Saturday, September 11, 2010

Compile OpenCV for Android on Linux or Mac, high level hints

Android's market share is being the most growing among the Operating Systems for smartphones.

OpenCV is (from Wikipediaa computer vision library originally developed by Intel. It is free for use under the open source BSD license. The library is cross-platform. It focuses mainly on real-time image processing.


http://sourceforge.net/projects/opencvlibrary/

The initial revision of OpenCV was in C, with the latest revision C++ has been introduced in many sections of the code.

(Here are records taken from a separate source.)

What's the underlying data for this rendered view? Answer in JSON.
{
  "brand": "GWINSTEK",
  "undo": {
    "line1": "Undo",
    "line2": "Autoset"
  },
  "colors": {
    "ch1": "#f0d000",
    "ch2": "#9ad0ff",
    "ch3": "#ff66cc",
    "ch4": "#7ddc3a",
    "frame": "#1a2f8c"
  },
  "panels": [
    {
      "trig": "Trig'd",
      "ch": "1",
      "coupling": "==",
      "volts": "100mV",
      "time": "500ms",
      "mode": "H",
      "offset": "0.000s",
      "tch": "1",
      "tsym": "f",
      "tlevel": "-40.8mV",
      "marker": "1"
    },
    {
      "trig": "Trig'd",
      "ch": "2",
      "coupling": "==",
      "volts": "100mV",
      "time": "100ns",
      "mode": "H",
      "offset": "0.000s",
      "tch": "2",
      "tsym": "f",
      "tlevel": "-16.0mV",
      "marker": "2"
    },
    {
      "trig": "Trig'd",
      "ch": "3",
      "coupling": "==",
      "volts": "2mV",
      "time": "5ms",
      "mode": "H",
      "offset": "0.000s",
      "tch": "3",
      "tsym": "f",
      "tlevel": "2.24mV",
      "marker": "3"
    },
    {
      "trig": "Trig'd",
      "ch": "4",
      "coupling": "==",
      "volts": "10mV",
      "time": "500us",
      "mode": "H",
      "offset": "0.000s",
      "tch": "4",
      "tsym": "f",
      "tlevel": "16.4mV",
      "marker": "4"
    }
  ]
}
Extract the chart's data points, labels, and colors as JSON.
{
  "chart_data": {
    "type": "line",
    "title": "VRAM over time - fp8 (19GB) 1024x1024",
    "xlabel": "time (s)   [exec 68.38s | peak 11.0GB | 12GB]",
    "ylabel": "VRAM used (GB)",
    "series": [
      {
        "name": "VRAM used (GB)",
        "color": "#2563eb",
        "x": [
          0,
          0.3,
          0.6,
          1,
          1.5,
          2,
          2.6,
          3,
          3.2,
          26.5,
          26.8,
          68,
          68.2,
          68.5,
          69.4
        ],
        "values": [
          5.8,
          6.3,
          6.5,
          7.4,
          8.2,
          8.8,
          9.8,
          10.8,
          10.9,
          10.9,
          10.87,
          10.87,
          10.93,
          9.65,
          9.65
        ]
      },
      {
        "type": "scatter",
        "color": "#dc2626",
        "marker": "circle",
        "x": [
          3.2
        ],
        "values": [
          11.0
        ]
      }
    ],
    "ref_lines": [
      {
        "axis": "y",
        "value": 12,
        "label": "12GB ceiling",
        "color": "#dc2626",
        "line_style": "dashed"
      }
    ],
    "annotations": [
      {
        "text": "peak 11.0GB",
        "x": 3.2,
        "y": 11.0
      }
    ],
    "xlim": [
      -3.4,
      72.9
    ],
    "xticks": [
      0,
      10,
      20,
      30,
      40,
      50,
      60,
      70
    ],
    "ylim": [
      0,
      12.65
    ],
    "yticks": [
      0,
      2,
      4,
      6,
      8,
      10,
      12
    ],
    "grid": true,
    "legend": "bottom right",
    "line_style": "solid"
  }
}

Android NDK is the developer toolkit to plug C and C++ code into an Android application, whose default implementation language is Java (which works upon the Dalvik virtual machine, created for Android).
It must be used together with the Android SDK, which is the development framework for you Android/Java applications.
Your C++ code should be used as a library which communicates (through JNI, Java Native Interface) to the Java layer.


The main problem in order to get OpenCV compiling on Android relies on the fact that the Android NDK doesn't provide a full standard C++ ("Minimal set of headers for C++ support"), for example exceptions can't be used in the Android C++. It's probably a way to discourage people from using C++ as a native language for the Android applications. Or maybe it's because Google doesn't like C++ exceptions, especially in an embedded system context.

Luckily, there are some guys who got full C++ working for Android, you just have to download it and compile.
To use that, you have to download a tweaked C++ Android NDK, from Crystax site:

What you finally need is also OpenCV, ported to Android

Now you have to install the "Crystax" Android NDK as it was the official one, following the related guide:

You have to compile OpenCV with the Android NDK, considering it as a NDK application (check the samples in the ndk directory). The OpenCV for Android zip already contains the files/scripts to be compiled in that way.
If you want to embed your custom C++ code in it, you can easily do that, modifying the Android.mk file and restructuring the hierarchy of the directories in your project.
In my case, I simply added a subdirectory to the OpenCV one, moved there all my source code, and compiled it together with OpenCV.

Final note: remember 
APP_ABI := armeabi armeabi-v7a
in the file Applications.mk if your mobile cpu supports it; your application will run much faster!


2 comments:

JD said...

Hi,
I read your article. I currently ported OpenCV to Android using the following link:

http://opencv.itseez.com/doc/tutorials/introduction/android_binary_package/android_binary_package.html

But I have to use some JNI mechnasim to convert OpenCV C/C++ code into Java which I don't like.

I currently use OpenCV 2.3. I am using Nvidia Tegra Android Development Package for android. Will your method work for OpenCV 2.3 also? If I follow your method can I directly execute my C/C++ OpenCV codes in Android??

Please get back to me ASAP.

Looking forward to your positive response.

Cheers,
Jayneil

Marco Bonifazi said...

I'm successfully using OpenCV 2.3 in Android and iOS on ARM cpu without any problems. I don't have any clue of other platforms, I guess that the portability is generally guaranteed but it depends on the feature your are working on.
For instance, I remember an issue on ARM cpu regarding cvLoadImage function which have been fixed later on.